After all, I have never succeeded in being a cool girl because I am decidedly uncool in my approach: studiously and fervently seeking out authoritative information on any and all cool topics. This, more than anything else, shaped my career trajectory: I started writing about music because on some level, it was a way to ascend this hierarchy (only later did I realize that critics of any sort are extremely uncool), and I fell in love with libraries and universities and computing and the promise of being able to organize and access knowledge structures — if something was cool, I reasoned, I could find out all about it.

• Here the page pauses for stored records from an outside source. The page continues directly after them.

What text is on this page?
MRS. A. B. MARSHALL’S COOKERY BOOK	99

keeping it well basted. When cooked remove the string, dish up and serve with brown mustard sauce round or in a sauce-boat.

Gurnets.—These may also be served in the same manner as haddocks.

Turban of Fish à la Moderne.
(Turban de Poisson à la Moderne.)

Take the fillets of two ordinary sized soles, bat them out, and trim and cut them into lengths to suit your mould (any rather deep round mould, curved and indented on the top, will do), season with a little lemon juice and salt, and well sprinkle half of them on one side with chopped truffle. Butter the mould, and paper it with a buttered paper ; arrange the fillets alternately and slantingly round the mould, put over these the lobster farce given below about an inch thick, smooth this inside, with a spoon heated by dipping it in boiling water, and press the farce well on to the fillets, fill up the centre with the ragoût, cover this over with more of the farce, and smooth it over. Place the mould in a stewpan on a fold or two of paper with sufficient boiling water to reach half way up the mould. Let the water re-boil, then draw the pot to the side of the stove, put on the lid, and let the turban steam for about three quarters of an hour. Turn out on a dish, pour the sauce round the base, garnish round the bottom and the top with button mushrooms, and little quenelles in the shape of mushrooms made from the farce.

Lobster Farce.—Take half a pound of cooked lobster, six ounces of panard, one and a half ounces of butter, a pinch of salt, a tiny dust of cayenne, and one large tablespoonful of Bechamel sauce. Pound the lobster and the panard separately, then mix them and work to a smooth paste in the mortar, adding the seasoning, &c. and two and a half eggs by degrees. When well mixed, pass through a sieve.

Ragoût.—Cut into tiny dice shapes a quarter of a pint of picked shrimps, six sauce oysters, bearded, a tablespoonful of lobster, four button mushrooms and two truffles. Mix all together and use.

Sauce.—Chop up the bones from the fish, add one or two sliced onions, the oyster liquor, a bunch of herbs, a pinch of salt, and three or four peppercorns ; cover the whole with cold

In my teens and early 20s, revered and I hung out with a lot of boys and men with whom I really only sought knowledge and proximity: these relationships were not terrible, but perhaps not terribly honest. I got to listen to their records and absorb their acquired knowledge, they got to feel like authorities. The internet was a game changer for this: I once heard Tobi Vail say that as soon as she found out that you could find band discographies online, she realized she didn’t have to hang out with dudes she didn’t like. MP3 blogs in the early 00s changed things too: I no longer had to go to a dude’s house to hear the Cheetah Chrome Motherfuckers. I abhor technological determinism, but I like to think that teen girls today have slightly better means for pursuing their interests. Though, from what we know about online communities, being a cool guy still reigns supreme.
Besides, a woman being committed to knowing and loving something is threatening. Last year, Deadspin reprinted Jennifer Briggs’ 1992 essay from the Dallas Observer: My Life In The Locker Room: A Female Sportswriter Remembers The Dicks. Of course, as someone who came of age in 90’s Dallas it all rang true, but this bit, especially:
The dirty little secret I’ve discovered is how little men know about sports, since this is what men are supposed to know more about than women. Most of the men I’ve dated certainly don’t know about the social fraying of America or why it might be at all amusing that a guy named Fujimori is in charge of Peru, so you’d certainly hope they knew some inane facts about NFL rushers. All most know how to do is bitch about the Cowboys and Mavericks and Rangers — about their (a) record, (b) salaries, © coach or manager — and praise the “kick-butt” barbecue they make before watching 18 hours of football on Sundays. That’s before they tell me I don’t have any business in the locker room.
The more things change, the more they stay the same.
(I’ve resolved not to talk to men I know professionally about sports because either a) they have such weird masculinity issues that determine whether sports are cool or not that they can’t handle casual conversation about it with a woman or b) they’ll subject me to dumb, “prove yourself” trivia of the sort Briggs details so well. NEVERMIND.)
At this point, kind of hate the words “guy” and “guys”. Too many times, I’ve been the one woman in the room and been addressed plurally as “guys”. I hate it when a man refers to another group of people as “those guys”, thus making the women he’s referencing invisible. I just don’t like the sound and connotations of it at this point. I’m refusing to be a Guy.
I will readily and enthusiastically use “dude” and “dudes” though, because as my friend Melanie Feinberg says, I reserve the right west coast cultural expression.